E senza mai accennare ovviamente al costo delle basi militari, alla spesa – che resta – per gli F-35 e alle testate atomiche Usa che schieriamo sul nostro territorio insieme al silenzio del governo M5s-Lega sullo storico Trattato Inf sulle armi atomiche intermedie stracciato da Trump.

DATE QUESTE PREMESSE, il secondo governo Conte, in politica estera – visto lo zero assoluto nel merito dei fatidici punti della piattaforma Rousseau – rischia di non distanziarsi molto dal primo Conte: il quale, oltre a non dire una parola contro Salvini, che ha fatto da ministero degli interni la politica estera del suo governo – se non l’ultimo giorno di scuola – non aveva detto nulla sulla scriteriata mossa di Moavero che per ingraziarsi la Lega, assai filo-Netanyahu, era andato quest’anno a Varsavia per presenziare a un riunione anti-Iran cui per altro non avevano partecipato neppure i ministri degli Esteri di Francia e Germania.

DEL RESTO CONTE fin qui nonha mai detto una parola sui bombardamenti di Israele in tutto il Medio Oriente e sul destino sempre più incerto dei Territori palestinesi occupati? I suoi viaggi all’estero sono stati caratterizzati da un basso profilo, anche volutamente per non disturbare Lega e 5Stelle. Sull’agenda di Conte al primo posto c’era scritto a caratteri cubitali “Non disturbare il manovratore”, ovvero gli Stati uniti che, per altro, proprio ai 5Stelle si sono rivolti quando l’ambasciatore americano a Roma Eisenberg – il cassiere di Trump – ha cercato di capire un po’ di più sullo scandalo Russiagate che coinvolge la Lega di Salvini.

A essere un po’ crudi quello che si definisce l’«avvocato degli italiani» rischia di apparire in realtà come il portavoce degli americani, visto come si è bevuto d’un fiato le panzane di Trump sulla «cabina di regia» dell’Italia in Libia, il «posto sicuro» per i migranti e dove è riscoppiata una feroce guerra civile del resto mai finita.

Perché non solo gli Usa non ci danno retta ma come i francesi ci sbeffeggiano e hanno appoggiato il generale Khalifa Haftar contro il governo di Tripoli sostenuto dagli italiani. Quanto all’Unione europea, Conte si è guadagnato il plauso delle maggiori cancellerie europee con l’appoggio alla candidatura alla presidenza della Commissione Ue della tedesca Van der Leyen, che è stata la prova generale del dialogo tra Pd- 5Stelle.
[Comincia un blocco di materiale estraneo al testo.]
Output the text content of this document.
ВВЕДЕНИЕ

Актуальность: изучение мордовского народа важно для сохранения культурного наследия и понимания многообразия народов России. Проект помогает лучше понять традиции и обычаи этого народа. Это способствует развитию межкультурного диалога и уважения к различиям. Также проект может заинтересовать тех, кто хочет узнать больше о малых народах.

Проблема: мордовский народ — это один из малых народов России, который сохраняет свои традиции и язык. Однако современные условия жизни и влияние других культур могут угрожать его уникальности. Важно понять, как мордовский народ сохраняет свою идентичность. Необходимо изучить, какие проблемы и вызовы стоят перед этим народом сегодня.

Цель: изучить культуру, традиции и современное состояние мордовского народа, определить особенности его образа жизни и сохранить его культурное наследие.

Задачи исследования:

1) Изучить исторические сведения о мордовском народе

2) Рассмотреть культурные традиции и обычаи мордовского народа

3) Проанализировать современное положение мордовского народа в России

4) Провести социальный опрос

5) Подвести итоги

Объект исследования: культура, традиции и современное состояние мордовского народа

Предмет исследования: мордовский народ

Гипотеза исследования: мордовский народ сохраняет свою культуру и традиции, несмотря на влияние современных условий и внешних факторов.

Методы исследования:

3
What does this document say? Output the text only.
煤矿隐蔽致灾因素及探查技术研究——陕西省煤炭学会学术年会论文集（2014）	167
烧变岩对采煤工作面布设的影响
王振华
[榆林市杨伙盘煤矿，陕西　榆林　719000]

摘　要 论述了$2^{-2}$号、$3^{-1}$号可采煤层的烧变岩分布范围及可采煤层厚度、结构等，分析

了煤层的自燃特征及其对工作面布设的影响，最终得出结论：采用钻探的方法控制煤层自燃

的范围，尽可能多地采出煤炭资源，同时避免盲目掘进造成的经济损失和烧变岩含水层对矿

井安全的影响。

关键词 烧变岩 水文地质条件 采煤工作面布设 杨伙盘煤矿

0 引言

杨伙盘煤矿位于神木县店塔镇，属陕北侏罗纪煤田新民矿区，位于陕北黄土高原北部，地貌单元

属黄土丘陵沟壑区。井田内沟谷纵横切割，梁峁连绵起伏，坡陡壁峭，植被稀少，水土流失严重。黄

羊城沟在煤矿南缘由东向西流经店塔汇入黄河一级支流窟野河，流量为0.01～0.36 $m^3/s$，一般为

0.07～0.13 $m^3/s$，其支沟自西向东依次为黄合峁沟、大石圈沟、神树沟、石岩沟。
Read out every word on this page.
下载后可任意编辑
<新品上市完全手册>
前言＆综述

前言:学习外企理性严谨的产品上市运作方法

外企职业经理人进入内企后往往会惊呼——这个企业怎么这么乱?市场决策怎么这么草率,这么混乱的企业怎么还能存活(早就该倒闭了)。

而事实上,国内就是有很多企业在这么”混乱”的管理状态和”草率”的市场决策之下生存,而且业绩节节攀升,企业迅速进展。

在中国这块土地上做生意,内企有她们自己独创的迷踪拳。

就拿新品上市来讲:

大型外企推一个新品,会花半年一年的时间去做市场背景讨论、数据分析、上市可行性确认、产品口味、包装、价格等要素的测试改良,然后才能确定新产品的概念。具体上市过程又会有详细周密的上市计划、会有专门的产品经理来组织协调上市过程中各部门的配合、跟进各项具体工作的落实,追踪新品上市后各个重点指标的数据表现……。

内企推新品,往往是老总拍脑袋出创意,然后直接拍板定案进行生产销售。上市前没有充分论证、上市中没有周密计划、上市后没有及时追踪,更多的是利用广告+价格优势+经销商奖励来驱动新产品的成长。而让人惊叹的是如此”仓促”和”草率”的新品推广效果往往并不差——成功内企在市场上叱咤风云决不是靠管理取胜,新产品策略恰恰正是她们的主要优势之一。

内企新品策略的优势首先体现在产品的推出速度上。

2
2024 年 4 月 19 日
VOLENDO PROCEDERE si potrebbe parlare anche di Iran, Russia e Cina. Perché il primo governo Conte è stato caratterizzato da atteggiamenti diversi tra Lega e pentastellati, com’è stato per la crisi in Venezuela di fronte al golpe istituzionale dell’autoproclamato «presidente» Guaidó.

SALVINI, sul Medio Oriente, si è schierato decisamente con il premier israeliano Netanyahu al punto da mettere a rischio le truppe italiane in Libano (solo pochi giorni fa l’aviazione israeliana ha bombardato la Valle della Bekaa), definendo durante la sua visita a Gerusalemme gli Hezbollah, che sono al governo in Libano – e che con iraniani e russi sono rimasti a combattere l’Isis in Siria – , come dei «terroristi»; e poi appoggiando in toto la posizione americana sullo storico accordo sul nucleare con l’Iran firmato da Obama, che Trump ha cancellato.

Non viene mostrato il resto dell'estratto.